2.      Tindakan operatif; apendektomi
3.      Tindakan post operatif, satu hari pasca bedah klien dianjurkan untuk duduk tegak di tempat tidur selama 2 x 30 menit, hari berikutnya makanan lunak dan berdiri tegak di luar kamar, hari ketujuh luka jahitan diangkat, klien pulang. Perlu dilakukan observasi tanda-tanda vital untuki mengetahui terjadinya pendarahan di dalam, syok, hipertermia, atau gannguan pernafasan. Angkat sonde lambung bila pasien telah sadar sehingga aspirasi cairan lambung dapat dicegah. Baringkan pasien dalam posisi fowler. Pasien dikatakan baik dalam 12 jam tidak terjadi gangguan. Selama itu pasien di puasakan. Bila tindakan operasi lebih besar, misalnya dalam perforasi atau peritonitis umum, puasa diteruskan sampai fungsi usus kembali normal. Kemudian berikan minum mulai 15ml/jam selama 4-5jam lalu naikkan 30ml/ja. Keesokan harinya diberikan makanan saring, dan hari berikutnya diberikan makanan lunak. Satu hari pasca operasi pasien dianjurkan untuk duduk tegak di tempat tidur selama 2x30 menit. Pada hari kedua pasien dapat berdiri dan duduk diluar kamar. Hari ketujuh jaritan dapat diangkat dan pasien diperbolehkan pulang.

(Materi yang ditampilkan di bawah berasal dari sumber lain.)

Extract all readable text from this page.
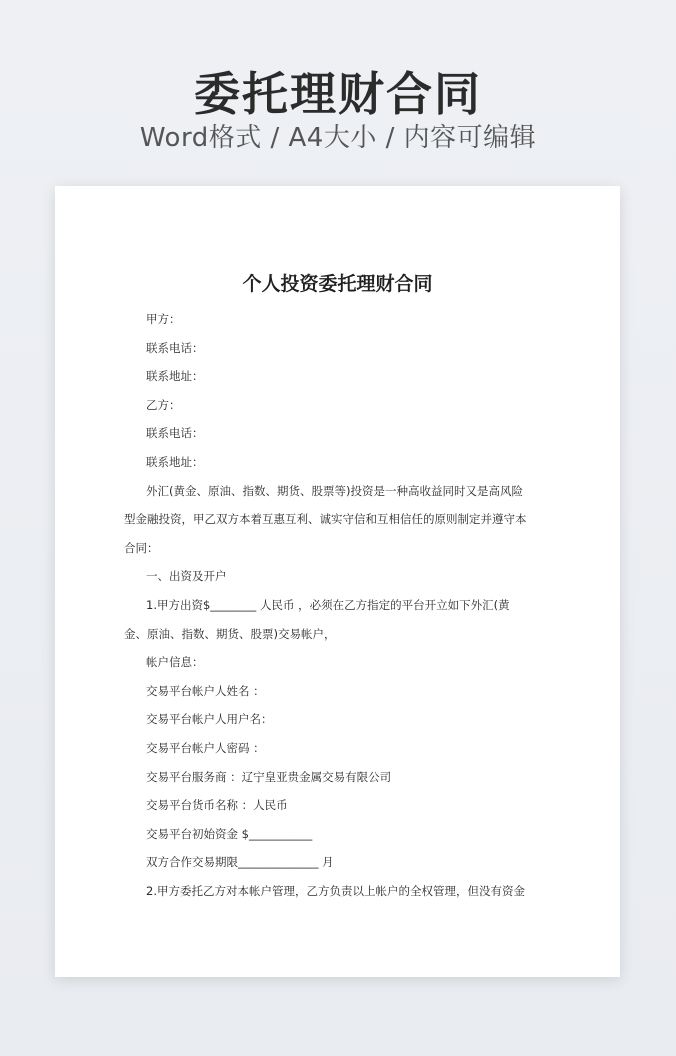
委托理财合同
Word格式 / A4大小 / 内容可编辑
个人投资委托理财合同

甲方：

联系电话：

联系地址：

乙方：

联系电话：

联系地址：

外汇(黄金、原油、指数、期货、股票等)投资是一种高收益同时又是高风险

型金融投资，甲乙双方本着互惠互利、诚实守信和互相信任的原则制定并遵守本

合同：

一、出资及开户

1.甲方出资$________ 人民币 ，必须在乙方指定的平台开立如下外汇(黄

金、原油、指数、期货、股票)交易帐户，

帐户信息：

交易平台帐户人姓名 ：

交易平台帐户人用户名：

交易平台帐户人密码 ：

交易平台服务商 ：辽宁皇亚贵金属交易有限公司

交易平台货币名称 ：人民币

交易平台初始资金 $___________

双方合作交易期限______________ 月

2.甲方委托乙方对本帐户管理，乙方负责以上帐户的全权管理，但没有资金
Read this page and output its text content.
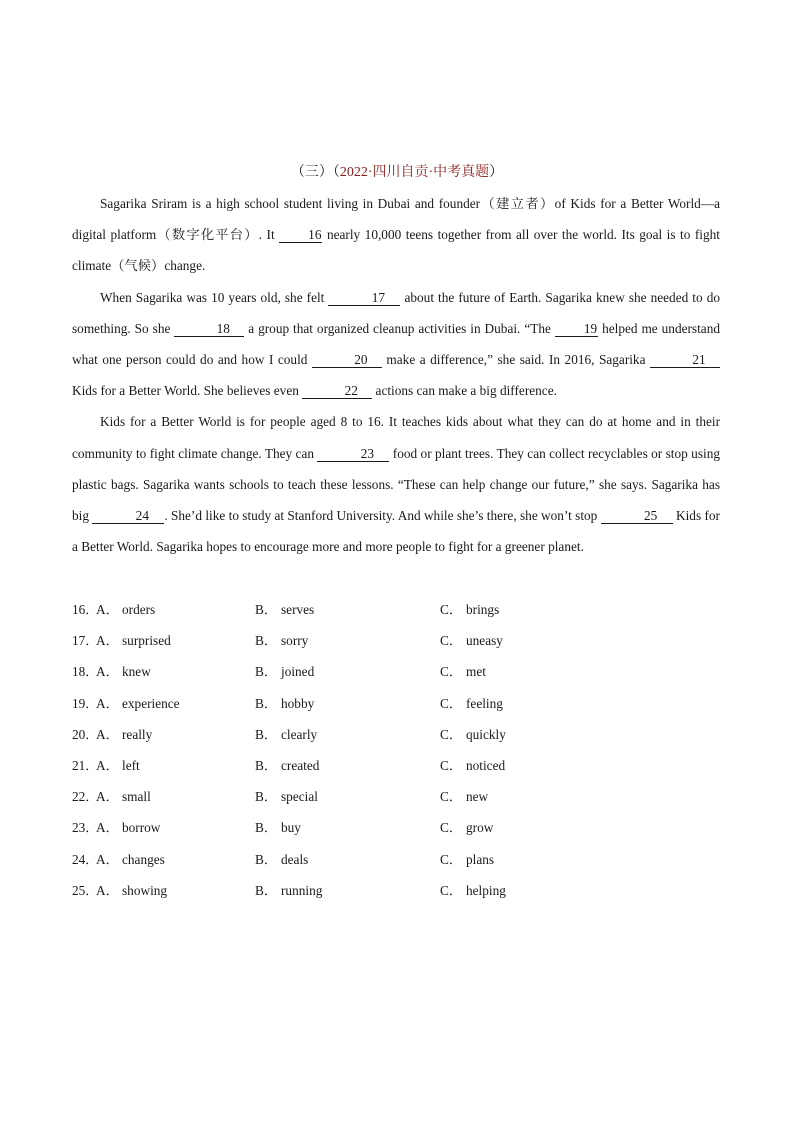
（三）（2022·四川自贡·中考真题）

Sagarika Sriram is a high school student living in Dubai and founder（建立者）of Kids for a Better World—a digital platform（数字化平台）. It 16 nearly 10,000 teens together from all over the world. Its goal is to fight climate（气候）change.

When Sagarika was 10 years old, she felt	17 about the future of Earth. Sagarika knew she needed to do something. So she	18 a group that organized cleanup activities in Dubai. “The 19 helped me understand what one person could do and how I could	20 make a difference,” she said. In 2016, Sagarika	21 Kids for a Better World. She believes even	22 actions can make a big difference.

Kids for a Better World is for people aged 8 to 16. It teaches kids about what they can do at home and in their community to fight climate change. They can	23 food or plant trees. They can collect recyclables or stop using plastic bags. Sagarika wants schools to teach these lessons. “These can help change our future,” she says. Sagarika has big	24 . She’d like to study at Stanford University. And while she’s there, she won’t stop	25 Kids for a Better World. Sagarika hopes to encourage more and more people to fight for a greener planet.

16．
A． orders	B． serves	C． brings
17．
A． surprised	B． sorry	C． uneasy
18．
A． knew	B． joined	C． met
19．
A． experience	B． hobby	C． feeling
20．
A． really	B． clearly	C． quickly
21．
A． left	B． created	C． noticed
22．
A． small	B． special	C． new
23．
A． borrow	B． buy	C． grow
24．
A． changes	B． deals	C． plans
25．
A． showing	B． running	C． helping
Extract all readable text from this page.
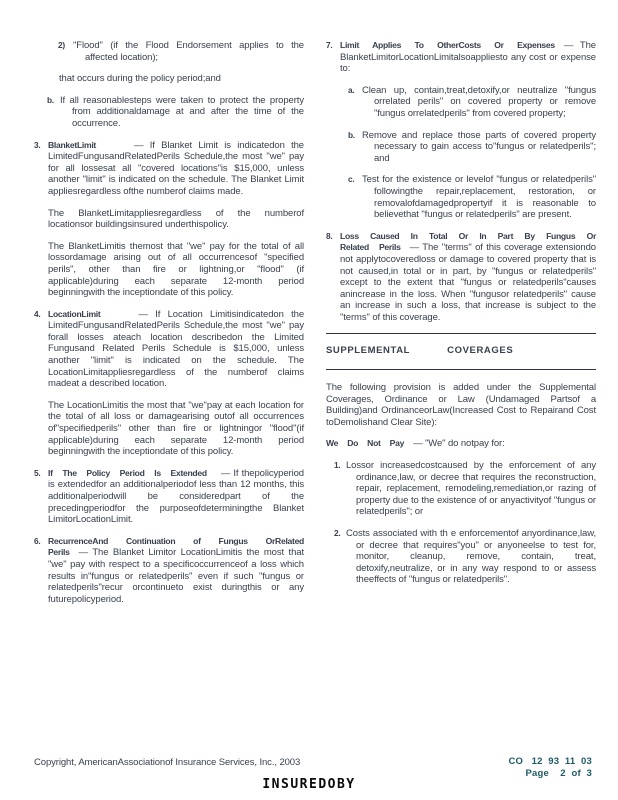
2) "Flood" (if the Flood Endorsement applies to the affected location);
that occurs during the policy period;and
b. If all reasonablesteps were taken to protect the property from additionaldamage at and after the time of the occurrence.
3. BlanketLimit	— If Blanket Limit is indicatedon the LimitedFungusandRelatedPerils Schedule,the most "we" pay for all lossesat all "covered locations"is $15,000, unless another "limit" is indicated on the schedule. The Blanket Limit appliesregardless ofthe numberof claims made.
The BlanketLimitappliesregardless of the numberof locationsor buildingsinsured underthispolicy.
The BlanketLimitis themost that "we" pay for the total of all lossordamage arising out of all occurrencesof "specified perils", other than fire or lightning,or "flood" (if applicable)during each separate 12-month period beginningwith the inceptiondate of this policy.
4. LocationLimit	— If Location Limitisindicatedon the LimitedFungusandRelatedPerils Schedule,the most "we" pay forall losses ateach location describedon the Limited Fungusand Related Perils Schedule is $15,000, unless another "limit" is indicated on the schedule. The LocationLimitappliesregardless of the numberof claims madeat a described location.
The LocationLimitis the most that "we"pay at each location for the total of all loss or damagearising outof all occurrences of"specifiedperils" other than fire or lightningor "flood"(if applicable)during each separate 12-month period beginningwith the inceptiondate of this policy.
5. If The Policy Period Is Extended — If thepolicyperiod is extendedfor an additionalperiodof less than 12 months, this additionalperiodwill be consideredpart of the precedingperiodfor the purposeofdeterminingthe Blanket LimitorLocationLimit.
6. RecurrenceAnd Continuation of Fungus OrRelated Perils — The Blanket Limitor LocationLimitis the most that "we" pay with respect to a specificoccurrenceof a loss which results in"fungus or relatedperils" even if such "fungus or relatedperils"recur orcontinueto exist duringthis or any futurepolicyperiod.
7. Limit Applies To OtherCosts Or Expenses — The BlanketLimitorLocationLimitalsoappliesto any cost or expense to:
a. Clean up, contain,treat,detoxify,or neutralize "fungus orrelated perils" on covered property or remove "fungus orrelatedperils" from covered property;
b. Remove and replace those parts of covered property necessary to gain access to"fungus or relatedperils"; and
c. Test for the existence or levelof "fungus or relatedperils" followingthe repair,replacement, restoration, or removalofdamagedpropertyif it is reasonable to believethat "fungus or relatedperils" are present.
8. Loss Caused In Total Or In Part By Fungus Or Related Perils — The "terms" of this coverage extensiondo not applytocoveredloss or damage to covered property that is not caused,in total or in part, by "fungus or relatedperils" except to the extent that "fungus or relatedperils"causes anincrease in the loss. When "fungusor relatedperils" cause an increase in such a loss, that increase is subject to the "terms" of this coverage.
SUPPLEMENTAL COVERAGES
The following provision is added under the Supplemental Coverages, Ordinance or Law (Undamaged Partsof a Building)and OrdinanceorLaw(Increased Cost to Repairand Cost toDemolishand Clear Site):
We Do Not Pay — "We" do notpay for:
1. Lossor increasedcostcaused by the enforcement of any ordinance,law, or decree that requires the reconstruction, repair, replacement, remodeling,remediation,or razing of property due to the existence of or anyactivityof "fungus or relatedperils"; or
2. Costs associated with th e enforcementof anyordinance,law, or decree that requires"you" or anyoneelse to test for, monitor, cleanup, remove, contain, treat, detoxify,neutralize, or in any way respond to or assess theeffects of "fungus or relatedperils".
Copyright, AmericanAssociationof Insurance Services, Inc., 2003	CO   12  93  11  03
Page    2  of  3
INSUREDOBY
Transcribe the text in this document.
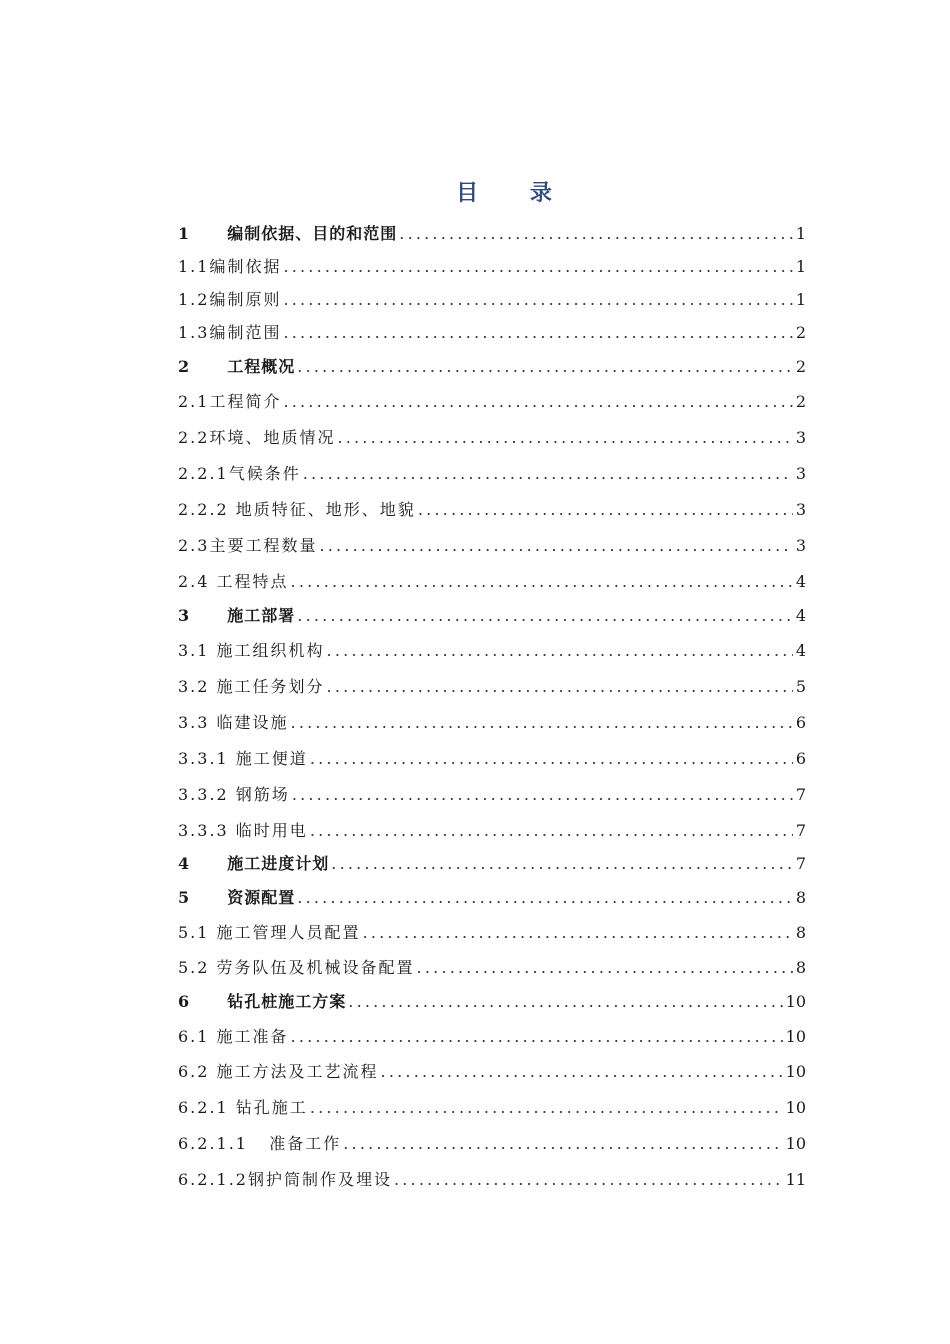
目 录
1  编制依据、目的和范围 .....	1
1.1编制依据 .....	1
1.2编制原则 .....	1
1.3编制范围 .....	2
2  工程概况 .....	2
2.1工程简介 .....	2
2.2环境、地质情况 .....	3
2.2.1气候条件 .....	3
2.2.2 地质特征、地形、地貌 .....	3
2.3主要工程数量 .....	3
2.4 工程特点 .....	4
3  施工部署 .....	4
3.1 施工组织机构 .....	4
3.2 施工任务划分 .....	5
3.3 临建设施 .....	6
3.3.1 施工便道 .....	6
3.3.2 钢筋场 .....	7
3.3.3 临时用电 .....	7
4  施工进度计划 .....	7
5  资源配置 .....	8
5.1 施工管理人员配置 .....	8
5.2 劳务队伍及机械设备配置 .....	8
6  钻孔桩施工方案 .....	10
6.1 施工准备 .....	10
6.2 施工方法及工艺流程 .....	10
6.2.1 钻孔施工 .....	10
6.2.1.1   准备工作 .....	10
6.2.1.2钢护筒制作及埋设 .....	11
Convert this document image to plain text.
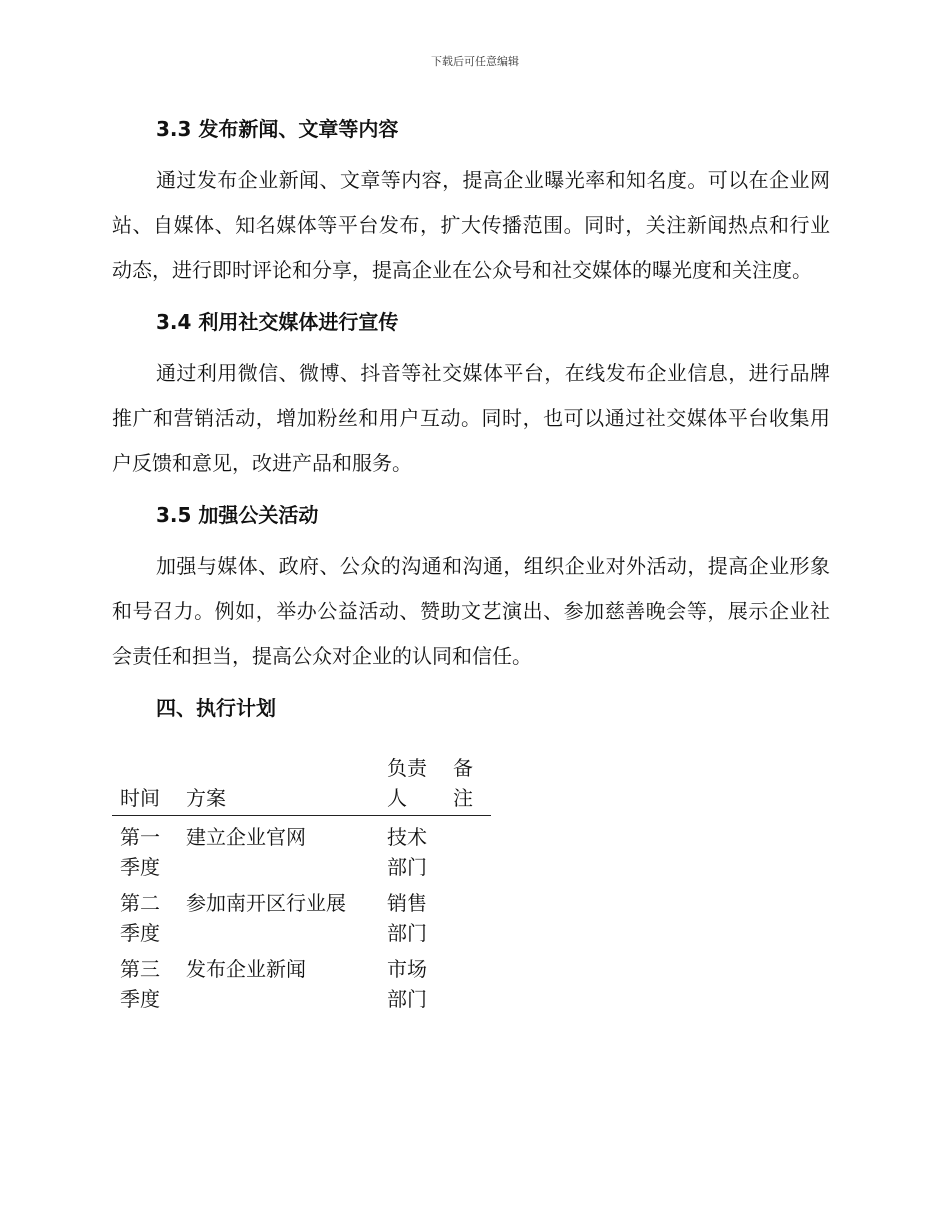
下载后可任意编辑
3.3 发布新闻、文章等内容

通过发布企业新闻、文章等内容，提高企业曝光率和知名度。可以在企业网站、自媒体、知名媒体等平台发布，扩大传播范围。同时，关注新闻热点和行业动态，进行即时评论和分享，提高企业在公众号和社交媒体的曝光度和关注度。

3.4 利用社交媒体进行宣传

通过利用微信、微博、抖音等社交媒体平台，在线发布企业信息，进行品牌推广和营销活动，增加粉丝和用户互动。同时，也可以通过社交媒体平台收集用户反馈和意见，改进产品和服务。

3.5 加强公关活动

加强与媒体、政府、公众的沟通和沟通，组织企业对外活动，提高企业形象和号召力。例如，举办公益活动、赞助文艺演出、参加慈善晚会等，展示企业社会责任和担当，提高公众对企业的认同和信任。

四、执行计划
时间	方案	负责人	备注
第一季度	建立企业官网	技术部门	
第二季度	参加南开区行业展	销售部门	
第三季度	发布企业新闻	市场部门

4.      Penatalaksanaan gawat darurat non-operasi
Bila tidak ada fasilitas bedah berikan penatalaksanaan bedah dalam peritonitis akut. Dengan demikian gejala apendisitis akut akan mereda, dan kemungkinan terjadinya komplikasi dapat berkurang.

J.      KRITERIA DIAGNOSA
Diagnosis apendisitis akut biasanya berdasarkan gejala klinis dan tes laboratorium. Diagnosis ditegakkan bila memenuhi:
1.      Gambaran klinis yang mengarah ke appendicitis seperti  Nyeri di sekitar umbilikus dan epigastrium disertai anoreksia (nafsu makan menurun), nausea, dan sebagian dengan muntah. Beberapa jam kemudian nyeri berpindah ke kanan bawah ke titik Mc Burney disertai kenaikan suhu tubuh ringan
2.      Demam lebih dari 37,50C
3.      Laboratorium : lekositosis yaitu  lekosit > 10.000 /dl biasanya pada perforasi  terdapat pergeseran ke kiri (netrofil segmen meningkat).
4.      USG yang mungkin di temukan pada pemeriksaan ini :
·         Lampiran buncit berisi cairan dengan diameter lebih dari 5 mm
·         Ketebalan dinding 3 mm atau lebih besar
·         Tidak adanya gerak peristaltik dan noncompressibility usus buntu
·         Perubahan pericaecal.
·         Massa  pada appendix
5.      Laporoskopi biasanya digunakan untuk menyingkirkan kelainan ovarium sebelum dilakukan apendiktomi pada wanita muda.
6.      CT scan : dilakukan jika di duga terdapat perforasi atau pembentukan abses karena akan memberikan karakteristik yang yang tepat terhadap massa inflamasi, luas dan lokasinya.